Jumat, 22 November 2013

Otonomi Energi


Otonomi Energi
Rosari Saleh Guru Besar Departemen Fisika, FMIPA, Universitas Indonesia
KORAN SINDO,  21 November 2013



Salah satu masalah yang paling besar di dunia saat ini adalah energi atau lebih tepatnya krisis energi. Seluruh bagian dunia ini tidak dapat mengingkari bahwa berbagai persediaan sumber energi alami yang berasal dari fosil (misalnya minyak bumi, batu bara, dan gas) semakin lama semakin menipis karena mereka merupakan sumber energi yang tidak terbarukan (non-renewable fuels). 

Data global juga menunjukkan bahwa ekstraksi sumber energi fosil masih jauh lebih tinggi daripada pertumbuhan penggunaan sumber energi terbarukan. Hal yang sangat mengkhawatirkan adalah konsumsi minyak bumi dunia saat ini lebih besar dari jumlah penemuan cadangan baru dan 80% dari produksi tersebut datang dari cadangan yang ditemukan sebelum 1973. 

Kondisi ini sudah terjadi sejak 1980-an dan banyak analis memperkirakan bahwa manusia telah menemukan sekitar 90% cadangan minyak bumi yang ada (Ngo & Janowitz, 2009). Sudah barang tentu sesuai hukum ekonomi, kelangkaan akan mendorong harga naik dan untuk kasus minyak bumi seringkali kelangkaan tersebut bersifat ekstrem terkait beberapa event di dunia yang mengancam pasokan minyak bumi atau mendorong kenaikan jumlah konsumsi. 
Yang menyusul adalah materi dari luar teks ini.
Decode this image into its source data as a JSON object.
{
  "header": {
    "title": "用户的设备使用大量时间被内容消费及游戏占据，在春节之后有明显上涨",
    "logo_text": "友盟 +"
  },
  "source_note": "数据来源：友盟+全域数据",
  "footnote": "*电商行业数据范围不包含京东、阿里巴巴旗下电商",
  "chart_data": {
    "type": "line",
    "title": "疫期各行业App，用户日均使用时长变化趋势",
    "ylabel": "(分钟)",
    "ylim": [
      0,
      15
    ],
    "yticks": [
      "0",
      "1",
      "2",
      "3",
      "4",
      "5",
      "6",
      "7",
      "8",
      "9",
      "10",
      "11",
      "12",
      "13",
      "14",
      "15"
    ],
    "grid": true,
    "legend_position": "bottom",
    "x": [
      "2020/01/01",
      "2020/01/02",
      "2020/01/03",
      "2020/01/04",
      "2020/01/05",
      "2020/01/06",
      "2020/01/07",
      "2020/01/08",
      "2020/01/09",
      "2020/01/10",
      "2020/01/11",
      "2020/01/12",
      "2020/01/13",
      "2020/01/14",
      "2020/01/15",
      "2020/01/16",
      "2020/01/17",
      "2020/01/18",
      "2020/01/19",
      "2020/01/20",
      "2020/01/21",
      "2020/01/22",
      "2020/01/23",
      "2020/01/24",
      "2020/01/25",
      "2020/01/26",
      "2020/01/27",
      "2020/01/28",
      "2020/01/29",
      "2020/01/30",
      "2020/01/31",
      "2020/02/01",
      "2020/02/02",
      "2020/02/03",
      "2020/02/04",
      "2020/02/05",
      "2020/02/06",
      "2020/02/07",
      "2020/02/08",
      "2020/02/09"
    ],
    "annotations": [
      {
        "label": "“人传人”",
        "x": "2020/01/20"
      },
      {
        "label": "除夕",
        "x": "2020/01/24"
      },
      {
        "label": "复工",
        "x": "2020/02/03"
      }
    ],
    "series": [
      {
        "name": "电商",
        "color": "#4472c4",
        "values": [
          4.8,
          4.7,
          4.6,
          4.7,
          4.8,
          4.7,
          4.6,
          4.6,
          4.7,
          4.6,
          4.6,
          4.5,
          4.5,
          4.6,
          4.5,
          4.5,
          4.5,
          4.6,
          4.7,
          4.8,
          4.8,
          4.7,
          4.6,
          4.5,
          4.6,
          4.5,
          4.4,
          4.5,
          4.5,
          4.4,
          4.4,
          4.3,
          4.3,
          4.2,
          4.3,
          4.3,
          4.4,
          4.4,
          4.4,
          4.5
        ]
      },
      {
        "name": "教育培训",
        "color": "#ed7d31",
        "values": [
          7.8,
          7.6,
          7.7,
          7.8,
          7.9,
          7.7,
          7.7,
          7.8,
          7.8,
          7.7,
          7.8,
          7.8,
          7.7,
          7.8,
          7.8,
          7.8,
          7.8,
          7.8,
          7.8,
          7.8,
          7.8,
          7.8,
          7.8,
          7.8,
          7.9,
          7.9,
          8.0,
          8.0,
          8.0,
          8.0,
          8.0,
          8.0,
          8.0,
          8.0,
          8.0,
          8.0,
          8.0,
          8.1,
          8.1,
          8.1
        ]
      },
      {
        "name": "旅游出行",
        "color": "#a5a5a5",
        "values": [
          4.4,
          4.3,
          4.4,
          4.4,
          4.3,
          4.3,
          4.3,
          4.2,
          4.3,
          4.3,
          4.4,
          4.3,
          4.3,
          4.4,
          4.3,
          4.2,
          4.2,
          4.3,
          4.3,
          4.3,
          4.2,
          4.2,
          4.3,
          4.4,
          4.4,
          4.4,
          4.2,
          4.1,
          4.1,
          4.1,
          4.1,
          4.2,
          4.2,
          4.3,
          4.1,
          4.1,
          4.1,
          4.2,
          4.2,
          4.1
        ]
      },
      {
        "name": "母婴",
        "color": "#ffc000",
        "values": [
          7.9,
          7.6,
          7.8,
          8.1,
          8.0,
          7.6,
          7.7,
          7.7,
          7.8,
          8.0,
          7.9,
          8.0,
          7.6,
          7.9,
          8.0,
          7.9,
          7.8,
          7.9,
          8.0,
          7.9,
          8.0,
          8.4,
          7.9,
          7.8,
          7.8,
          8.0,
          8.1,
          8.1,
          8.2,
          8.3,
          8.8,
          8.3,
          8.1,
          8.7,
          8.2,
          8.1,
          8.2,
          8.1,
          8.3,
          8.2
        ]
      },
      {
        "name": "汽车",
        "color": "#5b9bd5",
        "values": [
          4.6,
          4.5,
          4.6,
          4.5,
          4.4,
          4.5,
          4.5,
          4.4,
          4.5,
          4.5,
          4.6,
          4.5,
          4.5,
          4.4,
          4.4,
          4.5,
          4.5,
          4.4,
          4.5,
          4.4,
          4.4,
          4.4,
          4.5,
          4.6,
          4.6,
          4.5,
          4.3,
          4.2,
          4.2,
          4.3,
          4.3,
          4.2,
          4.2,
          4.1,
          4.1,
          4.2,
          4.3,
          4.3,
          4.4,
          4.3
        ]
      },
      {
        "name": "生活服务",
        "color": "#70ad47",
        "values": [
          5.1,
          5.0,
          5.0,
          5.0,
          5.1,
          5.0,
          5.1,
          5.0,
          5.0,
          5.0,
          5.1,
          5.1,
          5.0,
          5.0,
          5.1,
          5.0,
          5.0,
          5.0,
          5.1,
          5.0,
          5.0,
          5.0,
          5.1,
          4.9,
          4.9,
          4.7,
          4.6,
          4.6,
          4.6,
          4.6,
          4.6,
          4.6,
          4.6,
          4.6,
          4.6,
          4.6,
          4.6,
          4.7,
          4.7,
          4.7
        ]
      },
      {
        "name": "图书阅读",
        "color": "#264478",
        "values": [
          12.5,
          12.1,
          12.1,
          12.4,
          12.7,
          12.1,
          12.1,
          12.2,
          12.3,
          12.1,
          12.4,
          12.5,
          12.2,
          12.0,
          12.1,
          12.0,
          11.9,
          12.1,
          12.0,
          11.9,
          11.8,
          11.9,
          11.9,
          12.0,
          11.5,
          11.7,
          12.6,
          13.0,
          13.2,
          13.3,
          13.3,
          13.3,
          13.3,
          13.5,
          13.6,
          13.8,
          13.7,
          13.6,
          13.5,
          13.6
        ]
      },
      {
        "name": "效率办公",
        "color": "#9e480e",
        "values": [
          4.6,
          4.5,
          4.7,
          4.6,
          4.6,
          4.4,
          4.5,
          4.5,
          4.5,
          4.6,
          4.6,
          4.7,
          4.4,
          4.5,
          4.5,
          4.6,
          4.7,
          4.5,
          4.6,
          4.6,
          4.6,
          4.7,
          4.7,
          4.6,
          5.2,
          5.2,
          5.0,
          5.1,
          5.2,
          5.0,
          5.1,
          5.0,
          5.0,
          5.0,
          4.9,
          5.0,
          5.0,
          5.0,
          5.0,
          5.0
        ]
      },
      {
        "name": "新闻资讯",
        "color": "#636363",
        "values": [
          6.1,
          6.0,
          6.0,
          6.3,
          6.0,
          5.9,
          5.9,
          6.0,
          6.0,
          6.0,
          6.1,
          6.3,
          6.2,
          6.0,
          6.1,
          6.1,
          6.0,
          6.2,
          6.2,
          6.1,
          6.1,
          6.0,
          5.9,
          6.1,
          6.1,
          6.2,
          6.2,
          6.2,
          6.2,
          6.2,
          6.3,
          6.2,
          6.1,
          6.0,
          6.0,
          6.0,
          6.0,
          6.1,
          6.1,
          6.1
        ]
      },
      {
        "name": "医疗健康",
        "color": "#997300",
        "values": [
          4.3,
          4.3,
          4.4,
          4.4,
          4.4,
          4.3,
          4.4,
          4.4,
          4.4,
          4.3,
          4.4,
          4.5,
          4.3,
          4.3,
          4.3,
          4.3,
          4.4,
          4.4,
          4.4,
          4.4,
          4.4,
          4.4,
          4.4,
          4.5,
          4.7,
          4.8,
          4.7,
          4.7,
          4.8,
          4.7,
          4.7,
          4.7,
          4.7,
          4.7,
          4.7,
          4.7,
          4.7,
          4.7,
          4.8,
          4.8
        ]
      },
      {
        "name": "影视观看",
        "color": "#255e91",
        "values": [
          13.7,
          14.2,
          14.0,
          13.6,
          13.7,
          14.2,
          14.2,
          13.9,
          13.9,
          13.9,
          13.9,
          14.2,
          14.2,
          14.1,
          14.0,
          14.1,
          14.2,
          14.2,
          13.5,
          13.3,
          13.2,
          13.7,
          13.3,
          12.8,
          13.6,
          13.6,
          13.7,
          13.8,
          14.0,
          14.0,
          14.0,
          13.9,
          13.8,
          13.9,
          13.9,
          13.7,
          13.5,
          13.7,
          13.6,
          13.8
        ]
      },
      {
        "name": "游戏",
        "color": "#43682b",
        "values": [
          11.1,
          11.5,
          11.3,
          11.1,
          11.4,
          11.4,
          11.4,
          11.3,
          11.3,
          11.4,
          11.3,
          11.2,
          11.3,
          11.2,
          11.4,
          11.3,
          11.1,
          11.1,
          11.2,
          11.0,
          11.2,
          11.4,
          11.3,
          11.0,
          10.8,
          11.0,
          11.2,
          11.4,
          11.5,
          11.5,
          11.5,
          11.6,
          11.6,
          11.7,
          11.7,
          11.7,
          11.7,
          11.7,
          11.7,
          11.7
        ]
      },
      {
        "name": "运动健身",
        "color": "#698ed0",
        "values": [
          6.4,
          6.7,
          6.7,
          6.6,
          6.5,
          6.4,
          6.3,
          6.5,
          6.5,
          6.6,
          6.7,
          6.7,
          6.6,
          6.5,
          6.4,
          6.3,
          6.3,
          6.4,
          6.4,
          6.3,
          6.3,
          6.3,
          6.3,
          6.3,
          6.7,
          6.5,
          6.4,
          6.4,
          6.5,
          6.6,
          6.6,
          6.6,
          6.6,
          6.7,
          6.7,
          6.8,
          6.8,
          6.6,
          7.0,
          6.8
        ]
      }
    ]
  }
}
Harga minyak bumi yang sangat volatil memberikan pengaruh yang besar pada perekonomian dunia dan Indonesia. Kenaikan harga akan memukul perekonomian negara seperti Indonesia yang sudah menjadi net-importer karena kenaikan pendapatan tidak seberapa dibandingkan kenaikan pengeluaran untuk konsumsi BBM serta subsidi. 

Tantangan Indonesia 

Masalah ketersediaan cadangan bahan bakar fosil ini tidak hanya pada minyak bumi. Sumber lain seperti batu bara dan gas bumi juga mengalami masalah yang sama walaupun tidak sesignifikan minyak bumi. Jika pada 2013 ini Indonesia sudah mengalami defisit neraca perdagangan yang akhirnya melemahkan rupiah yang salah satu pos terbesarnya adalah impor minyak bumi, ketika 20 tahun lagi minyak bumi Indonesia habis—tanpa ada penemuan cadangan baru—sektor keuangan Indonesia akan mendapatkan pukulan telak serta akan merembet pada sektor-sektor lain. 

Kondisi ini tentu menimbulkan kekhawatiran besar baik bagi kalangan akademisi, praktisi energi, pemerintah, maupun masyarakat umum. Dari kekhawatiran tersebut lahirlah Perpres 5/2006 tentang Energi Mix Nasional sebagai salah satu visi untuk menyelesaikan masalah ini. Disusul dengan Undang- Undang Nomor 30 Tahun 2007 tentang Energi yang merupakan langkah pemerintah untuk menyelesaikan masalah ketergantungan pada bahan bakar fosil ini. 

Selain itu juga hadir Peraturan Pemerintah (PP) Nomor 70 Tahun 2009 tentang Konservasi Energi. Walaupun sudah ditopang berbagai aturan hukum, jika kita berkaca pada data, akan ditemukan bahwa kondisi sepuluh tahun terakhir secara umum tidak menunjukkan perbaikan, bahkan cenderung memburuk dengansangat cepat. 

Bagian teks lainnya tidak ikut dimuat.